España vivió ayer una jornada histórica tras conquistar su segundo Mundial de fútbol. La selección nacional fue recibida por el Rey Felipe VI y el presidente del Gobierno, Pedro Sánchez, para después protagonizar una multitudinaria celebración en la capital.
Después de alzar la Copa en el MetLife Stadium de Nueva York, el equipo aterrizó en Madrid a mediodía para iniciar la recepción oficial en la Zarzuela. Allí, el monarca elogió el triunfo desde una perspectiva que valoró la paciencia, la solidaridad del grupo y el impacto emocional del título, recordando que llevan "esas dos estrellas que tanto brillan" y que España vuelve a ser campeona del mundo.
La delegación se desplazó luego al Palacio de la Moncloa, donde Sánchez transmitió su reconocimiento al cuerpo técnico y a los jugadores, agradeciendo la ilusión generada y confiando en que el equipo siga dando motivos para soñar, especialmente de cara al Mundial de 2030.
A partir de la tarde comenzó uno de los momentos más esperados: el tradicional recorrido en autobús descapotable por el centro de Madrid. Partiendo de Moncloa, cientos de miles de personas se congregaron en las calles para animar a los campeones, ondeando banderas, cantando y lanzando bengalas. Ferran Torres, héroe en la final, se convirtió en uno de los jugadores más ovacionados al mostrar repetidamente el trofeo a los aficionados.
La celebración no solo fue un desfile, también tuvo una amplia programación musical con artistas destacados como Aitana, Ana Mena, Lola Índigo, Arde Bogotá y Viva Suecia. El acto culminó en la plaza de Cibeles, donde la selección ofreció un emotivo espectáculo sobre el escenario rodeado de seguidores y al ritmo de cánticos, confirmando que el fútbol sigue siendo un potente factor de unión social en España.
El impacto de la victoria trasciende lo deportivo. Según la Confederación Empresarial de Hostelería de España, el campeonato ha impulsado notablemente el sector horeca, con incrementos del 25-30% en facturación durante los partidos y una afluencia elevada incluso en encuentros sin participación española. No obstante, este beneficio ha sido desigual, ya que algunos restaurantes han sufrido pérdidas durante cenas debido al cambio en los hábitos de consumo.
El triunfo en Catar y la celebración en Madrid recuperan el espíritu triunfante vivido hace dieciséis años con la primera estrella en Sudáfrica, dando un impulso a la identidad colectiva y a la economía relacionada con el fútbol. Además, el Instituto Geográfico Nacional detectó vibraciones sísmicas en el territorio español ocasionadas por la celebración masiva tras el gol de la prórroga, un dato que refleja la magnitud del entusiasmo generado.

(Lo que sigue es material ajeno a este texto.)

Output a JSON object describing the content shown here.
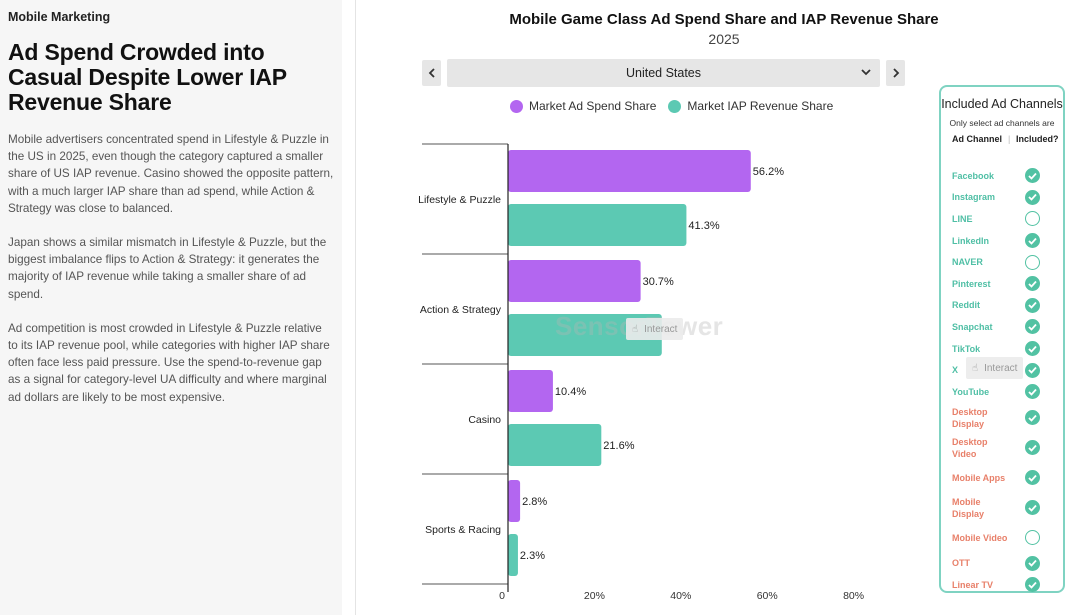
{
  "article": {
    "eyebrow": "Mobile Marketing",
    "headline": "Ad Spend Crowded into Casual Despite Lower IAP Revenue Share",
    "paragraphs": [
      "Mobile advertisers concentrated spend in Lifestyle & Puzzle in the US in 2025, even though the category captured a smaller share of US IAP revenue. Casino showed the opposite pattern, with a much larger IAP share than ad spend, while Action & Strategy was close to balanced.",
      "Japan shows a similar mismatch in Lifestyle & Puzzle, but the biggest imbalance flips to Action & Strategy: it generates the majority of IAP revenue while taking a smaller share of ad spend.",
      "Ad competition is most crowded in Lifestyle & Puzzle relative to its IAP revenue pool, while categories with higher IAP share often face less paid pressure. Use the spend-to-revenue gap as a signal for category-level UA difficulty and where marginal ad dollars are likely to be most expensive."
    ]
  },
  "controls": {
    "country": "United States",
    "prev_icon": "chevron-left-icon",
    "next_icon": "chevron-right-icon",
    "dropdown_icon": "chevron-down-icon"
  },
  "watermark": {
    "text": "SensorTower",
    "interact_label": "Interact"
  },
  "colors": {
    "ad_spend": "#b366f0",
    "iap_revenue": "#5cc9b3",
    "panel_border": "#7fd3c2",
    "check": "#52c2a3",
    "channel_teal": "#4fbfa5",
    "channel_orange": "#e8806a"
  },
  "chart_data": {
    "type": "bar",
    "orientation": "horizontal",
    "title": "Mobile Game Class Ad Spend Share and IAP Revenue Share",
    "subtitle": "2025",
    "categories": [
      "Lifestyle & Puzzle",
      "Action & Strategy",
      "Casino",
      "Sports & Racing"
    ],
    "series": [
      {
        "name": "Market Ad Spend Share",
        "values": [
          56.2,
          30.7,
          10.4,
          2.8
        ],
        "labels": [
          "56.2%",
          "30.7%",
          "10.4%",
          "2.8%"
        ]
      },
      {
        "name": "Market IAP Revenue Share",
        "values": [
          41.3,
          35.6,
          21.6,
          2.3
        ],
        "labels": [
          "41.3%",
          "",
          "21.6%",
          "2.3%"
        ]
      }
    ],
    "xlim": [
      0,
      80
    ],
    "xticks": [
      "0",
      "20%",
      "40%",
      "60%",
      "80%"
    ],
    "xtick_values": [
      0,
      20,
      40,
      60,
      80
    ],
    "legend": "top"
  },
  "channels": {
    "title": "Included Ad Channels",
    "note": "Only select ad channels are",
    "col_channel": "Ad Channel",
    "col_included": "Included?",
    "items": [
      {
        "name": "Facebook",
        "included": true,
        "color": "#4fbfa5"
      },
      {
        "name": "Instagram",
        "included": true,
        "color": "#4fbfa5"
      },
      {
        "name": "LINE",
        "included": false,
        "color": "#4fbfa5"
      },
      {
        "name": "LinkedIn",
        "included": true,
        "color": "#4fbfa5"
      },
      {
        "name": "NAVER",
        "included": false,
        "color": "#4fbfa5"
      },
      {
        "name": "Pinterest",
        "included": true,
        "color": "#4fbfa5"
      },
      {
        "name": "Reddit",
        "included": true,
        "color": "#4fbfa5"
      },
      {
        "name": "Snapchat",
        "included": true,
        "color": "#4fbfa5"
      },
      {
        "name": "TikTok",
        "included": true,
        "color": "#4fbfa5"
      },
      {
        "name": "X",
        "included": true,
        "color": "#4fbfa5"
      },
      {
        "name": "YouTube",
        "included": true,
        "color": "#4fbfa5"
      },
      {
        "name": "Desktop Display",
        "included": true,
        "color": "#e8806a"
      },
      {
        "name": "Desktop Video",
        "included": true,
        "color": "#e8806a"
      },
      {
        "name": "Mobile Apps",
        "included": true,
        "color": "#e8806a"
      },
      {
        "name": "Mobile Display",
        "included": true,
        "color": "#e8806a"
      },
      {
        "name": "Mobile Video",
        "included": false,
        "color": "#e8806a"
      },
      {
        "name": "OTT",
        "included": true,
        "color": "#e8806a"
      },
      {
        "name": "Linear TV",
        "included": true,
        "color": "#e8806a"
      }
    ]
  }
}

Esta doble dimensión —de conquista deportiva y fenómeno social— muestra el poder del fútbol como motor de cohesión y alegría en España. La selección, con figuras como Rodri y Ferran Torres, ya mira hacia nuevos objetivos, mientras el país disfruta de un merecido baño de masas que quedará en la memoria colectiva y que, según Sánchez, debe ser el punto de partida para seguir soñando en el futuro.
Más información detallada puede consultarse en los comunicados oficiales de la Real Federación Española de Fútbol y en el Instituto Geográfico Nacional.
Este éxito deportivo coincide con una notable repercusión económica y social, que enlaza con otros grandes eventos deportivos internacionales que España ha vivido como país anfitrión o protagonista, reafirmando su presencia en el mapa futbolístico global.